No. 10 NAI DFA 17/16
Berlin, 14 March 1932
I beg to confirm text of telegram despatched to you on Saturday, 12th March, as follows:
Estero,1 Dublin, Number eight
Handed over the letter of recall to the President in private audience at 11.30 O'clock this morning
My interview with President von Hindenburg was private, as had been arranged and he received me alone in his study into which I was ushered by the Secretary of State in the Presidency, Dr. Meissner.3
It may, of course, be the merest self-flattery, but I have felt all through my mission that Hindenburg has treated me with special friendliness, doubtless because I was the 'baby' of the diplomatic corps. I have been encouraged in this belief by the Foreign Office people and by Dr. Meissner, who said to me on Saturday after the interview: ?You and Frank (the Austrian Minister) have always been his favourites'. Certainly nothing could have exceeded his cordiality during our interview. It was not in the least formal. He spoke quite freely, telling me some incidents of his early life in which Irish horses were concerned, and chaffing me for departing from Berlin still unmarried. During my first interview with him in October 1929, on learning that I was single, he jokingly remarked that he would instruct the Foreign Office people to find a suitable wife for me without delay!
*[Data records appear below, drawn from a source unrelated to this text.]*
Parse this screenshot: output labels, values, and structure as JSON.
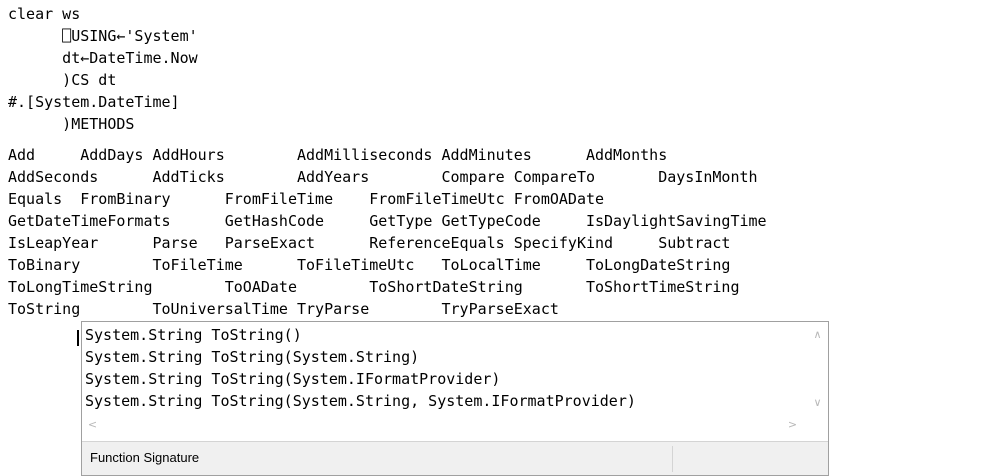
{
  "session": {
    "lines": [
      "clear ws",
      "      ⎕USING←'System'",
      "      dt←DateTime.Now",
      "      )CS dt",
      "#.[System.DateTime]",
      "      )METHODS",
      "Add     AddDays AddHours        AddMilliseconds AddMinutes      AddMonths",
      "AddSeconds      AddTicks        AddYears        Compare CompareTo       DaysInMonth",
      "Equals  FromBinary      FromFileTime    FromFileTimeUtc FromOADate",
      "GetDateTimeFormats      GetHashCode     GetType GetTypeCode     IsDaylightSavingTime",
      "IsLeapYear      Parse   ParseExact      ReferenceEquals SpecifyKind     Subtract",
      "ToBinary        ToFileTime      ToFileTimeUtc   ToLocalTime     ToLongDateString",
      "ToLongTimeString        ToOADate        ToShortDateString       ToShortTimeString",
      "ToString        ToUniversalTime TryParse        TryParseExact"
    ]
  },
  "popup": {
    "signatures": [
      "System.String ToString()",
      "System.String ToString(System.String)",
      "System.String ToString(System.IFormatProvider)",
      "System.String ToString(System.String, System.IFormatProvider)"
    ],
    "status_label": "Function Signature",
    "scroll_up_icon": "∧",
    "scroll_down_icon": "∨",
    "scroll_left_icon": "<",
    "scroll_right_icon": ">"
  }
}
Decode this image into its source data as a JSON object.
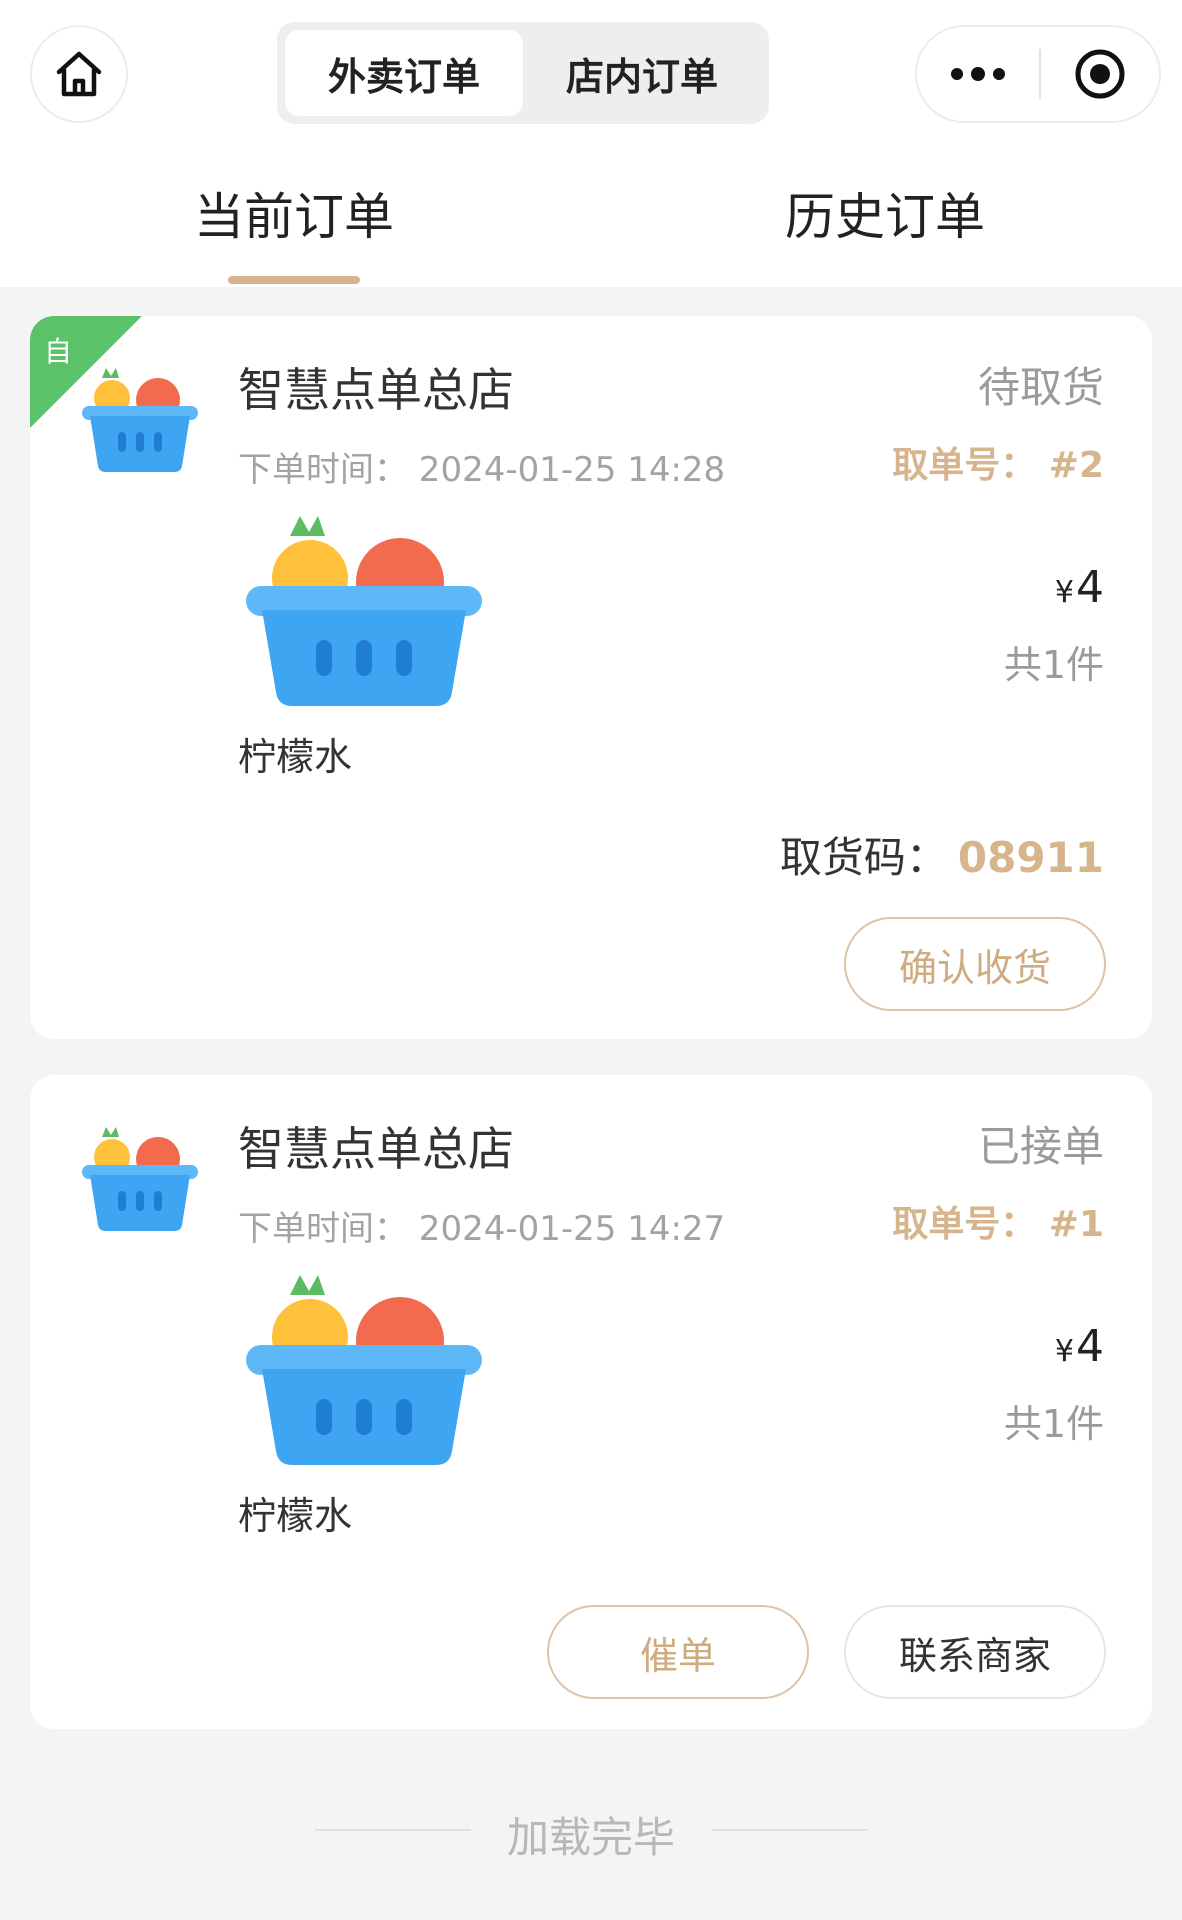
{
  "header": {
    "segment": {
      "delivery_label": "外卖订单",
      "dinein_label": "店内订单",
      "active": "delivery"
    },
    "icons": {
      "home": "home-icon",
      "more": "more-dots-icon",
      "close": "target-circle-icon"
    }
  },
  "tabs": {
    "current": "当前订单",
    "history": "历史订单",
    "active": "current"
  },
  "orders": [
    {
      "badge": "自",
      "store_name": "智慧点单总店",
      "order_time": "下单时间：  2024-01-25 14:28",
      "status": "待取货",
      "pickup_number": "取单号：  #2",
      "item_name": "柠檬水",
      "price_symbol": "¥",
      "price_value": "4",
      "quantity": "共1件",
      "pickup_code_label": "取货码：",
      "pickup_code": "08911",
      "action_label": "确认收货"
    },
    {
      "store_name": "智慧点单总店",
      "order_time": "下单时间：  2024-01-25 14:27",
      "status": "已接单",
      "pickup_number": "取单号：  #1",
      "item_name": "柠檬水",
      "price_symbol": "¥",
      "price_value": "4",
      "quantity": "共1件",
      "urge_label": "催单",
      "contact_label": "联系商家"
    }
  ],
  "footer": {
    "loaded_text": "加载完毕"
  },
  "colors": {
    "accent_gold": "#d6b48c",
    "self_badge_green": "#5cc26a",
    "basket_blue": "#4aa9f3",
    "status_gray": "#9a9a9a"
  }
}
On most occasions when I met him subsequently he alluded to this joke.
Of Ireland, apart from its horses, the President knows little or nothing. I am not sure even if he is aware of the recent change of Government. I told him that I had specialised in Irish studies and had acquired most of my knowledge of Old Irish from Professor Thurneysen,4
whom he knows slightly.
In view of the statements circulated by his opponents in the Presidential election that he had aged beyond recognition in recent months, I was amazed at his bodily and mental vigour. Even his hearing is quite perfect: he did not miss a single word of what I said. Indeed, despite his 84 years, he seemed to me to be just as vigorous as the first day I saw him.
I found our final leavetaking very affecting. After I had shaken hands with him, he produced a signed photograph of himself and presented it to me, saying: 'I hope this will help you to remember the old man in Berlin when he is long dead and gone'. As a rule, according to Dr. Meissner he only gives his photograph to visiting foreign potentates and Ministers of State, and very few foreign diplomats have hitherto received it.